On a late afternoon of Carnival Friday, Akinbode Akinbiyi was walking down Três Rios Street when he was intrigued by a tangle of cables on an electric pole. In addition to the weight of the wiring, the pole held a sign indicating the direction of two regions in São Paulo: Dom Pedro Park, in the historic center, and Canindé, a neighborhood once portrayed by Maria Carolina de Jesus in Child of the Dark and now a refuge for the Bolivian community. This small fragment of everyday life on that street caught his attention, prompting him to capture the moment with a Rolleiflex camera, later remarking: “Thank you for waiting, André.” This is one of the first images from Akinbode Akinbiyi’s photographic essay commissioned for the 36th Bienal de São Paulo.

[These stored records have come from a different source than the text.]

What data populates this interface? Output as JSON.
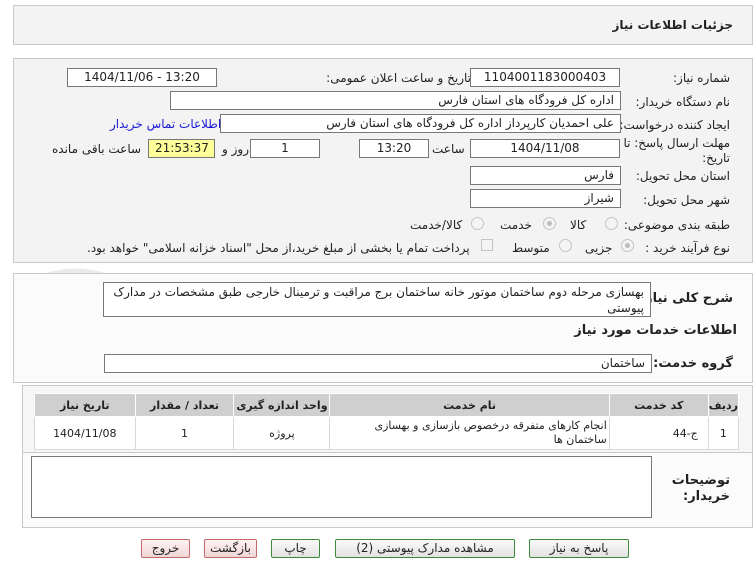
{
  "window": {
    "title": "جزئیات اطلاعات نیاز"
  },
  "form": {
    "need_number": {
      "label": "شماره نیاز:",
      "value": "1104001183000403"
    },
    "announce_datetime": {
      "label": "تاریخ و ساعت اعلان عمومی:",
      "value": "1404/11/06 - 13:20"
    },
    "buyer_org": {
      "label": "نام دستگاه خریدار:",
      "value": "اداره کل فرودگاه های استان فارس"
    },
    "creator": {
      "label": "ایجاد کننده درخواست:",
      "value": "علی  احمدیان کارپرداز اداره کل فرودگاه های استان فارس",
      "contact_link": "اطلاعات تماس خریدار"
    },
    "deadline": {
      "label": "مهلت ارسال پاسخ: تا تاریخ:",
      "date": "1404/11/08",
      "time_label": "ساعت",
      "time": "13:20",
      "days": "1",
      "days_label": "روز و",
      "remaining": "21:53:37",
      "remaining_label": "ساعت باقی مانده"
    },
    "province": {
      "label": "استان محل تحویل:",
      "value": "فارس"
    },
    "city": {
      "label": "شهر محل تحویل:",
      "value": "شیراز"
    },
    "category": {
      "label": "طبقه بندی موضوعی:",
      "options": [
        "کالا",
        "خدمت",
        "کالا/خدمت"
      ],
      "selected": "خدمت"
    },
    "process": {
      "label": "نوع فرآیند خرید :",
      "options": [
        "جزیی",
        "متوسط"
      ],
      "selected": "جزیی",
      "payment_note": "پرداخت تمام یا بخشی از مبلغ خرید،از محل \"اسناد خزانه اسلامی\" خواهد بود."
    }
  },
  "need_summary": {
    "label": "شرح کلی نیاز:",
    "value": "بهسازی مرحله دوم ساختمان موتور خانه ساختمان برج مراقبت و ترمینال خارجی طبق مشخصات در مدارک پیوستی"
  },
  "services": {
    "heading": "اطلاعات خدمات مورد نیاز",
    "group_label": "گروه خدمت:",
    "group_value": "ساختمان",
    "columns": [
      "ردیف",
      "کد خدمت",
      "نام خدمت",
      "واحد اندازه گیری",
      "تعداد / مقدار",
      "تاریخ نیاز"
    ],
    "rows": [
      {
        "row": "1",
        "code": "ج-44",
        "name": "انجام کارهای متفرقه درخصوص بازسازی و بهسازی ساختمان ها",
        "unit": "پروژه",
        "qty": "1",
        "date": "1404/11/08"
      }
    ]
  },
  "buyer_notes": {
    "label": "توضیحات خریدار:",
    "value": ""
  },
  "buttons": {
    "reply": "پاسخ به نیاز",
    "attachments": "مشاهده مدارک پیوستی (2)",
    "print": "چاپ",
    "back": "بازگشت",
    "exit": "خروج"
  },
  "watermark": {
    "text": "AriaTender.net"
  },
  "colors": {
    "link": "#1a1ad6",
    "remaining_bg": "#ffff99",
    "button_border": "#3d8a3d",
    "red_button_bg": "#f0d6d6"
  }
}
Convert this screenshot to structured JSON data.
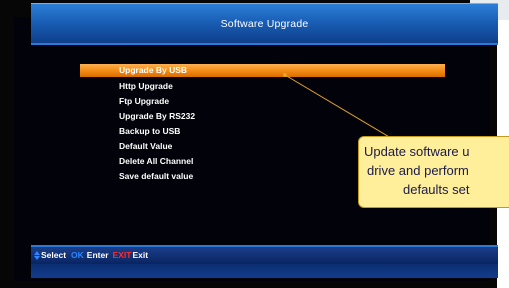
{
  "header": {
    "title": "Software Upgrade"
  },
  "menu": {
    "items": [
      "Upgrade By USB",
      "Http Upgrade",
      "Ftp Upgrade",
      "Upgrade By RS232",
      "Backup to USB",
      "Default Value",
      "Delete All Channel",
      "Save default value"
    ],
    "selected_index": 0
  },
  "callout": {
    "lines": [
      "Update software u",
      "drive and perform",
      "defaults set"
    ]
  },
  "footer": {
    "select_icon": "up-down-arrow-icon",
    "select_label": "Select",
    "ok_key": "OK",
    "enter_label": "Enter",
    "exit_key": "EXIT",
    "exit_label": "Exit"
  },
  "colors": {
    "highlight": "#f28a12",
    "title_bar": "#1a5fb6",
    "callout_bg": "#ffef9a",
    "ok_key": "#2e86ff",
    "exit_key": "#ff2a2a"
  }
}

A street named after the meeting of three rivers became the estuary that the wanderer Bode chose to circumnavigate for six weeks in the city. This convergence of streets, people, experiences, and expectations is the main connective thread in Akinbode’s relationship with the cities he inhabits, visits, and photographs. It is what essentially makes him a street photographer, committed to capturing on the sensitive film of analog photography the particularities of the tacit agreement made by millions of people to live together in a megacity. A photographic practice Akinbode has pursued since the 1970s – a slow and continuous process that has already passed through Lagos, Cairo, Berlin, Dakar, Johannesburg, Chicago, Bamako, and others – and now São Paulo.
At the meeting point of the rivers, Casa do Povo. The pace of a metropolis and the slow, reflective time of photographic thinking and making may seem opposed, but together they reveal the rhythms of the city and its people. As an experience aimed at expanding São Paulo’s social fabric, Akinbode Akinbiyi engaged with and followed the activities of the many groups, associations, and collectives that operate within the Casa do Povo cultural center in the Bom Retiro neighborhood: the chess club, Yiddish choir rehearsals, boxing training, the graphic workshop…
What can one expect from a photographic essay about the people of São Paulo? What did this insane, conservative, and diverse city offer the photographer? Or what did it refuse to show him, naively believing it could hide its unique urban dynamics from Akinbode’s generous gaze? These questions arose upon realizing that, while the photo of the pole on Três Rios Street was being taken, it remained virtual – potential – and would be made actual in the exhibition space of the Ciccillo Matarazzo Pavilion, likely at the very moment you are reading this short text. Was the photograph of the meeting of the three rivers there?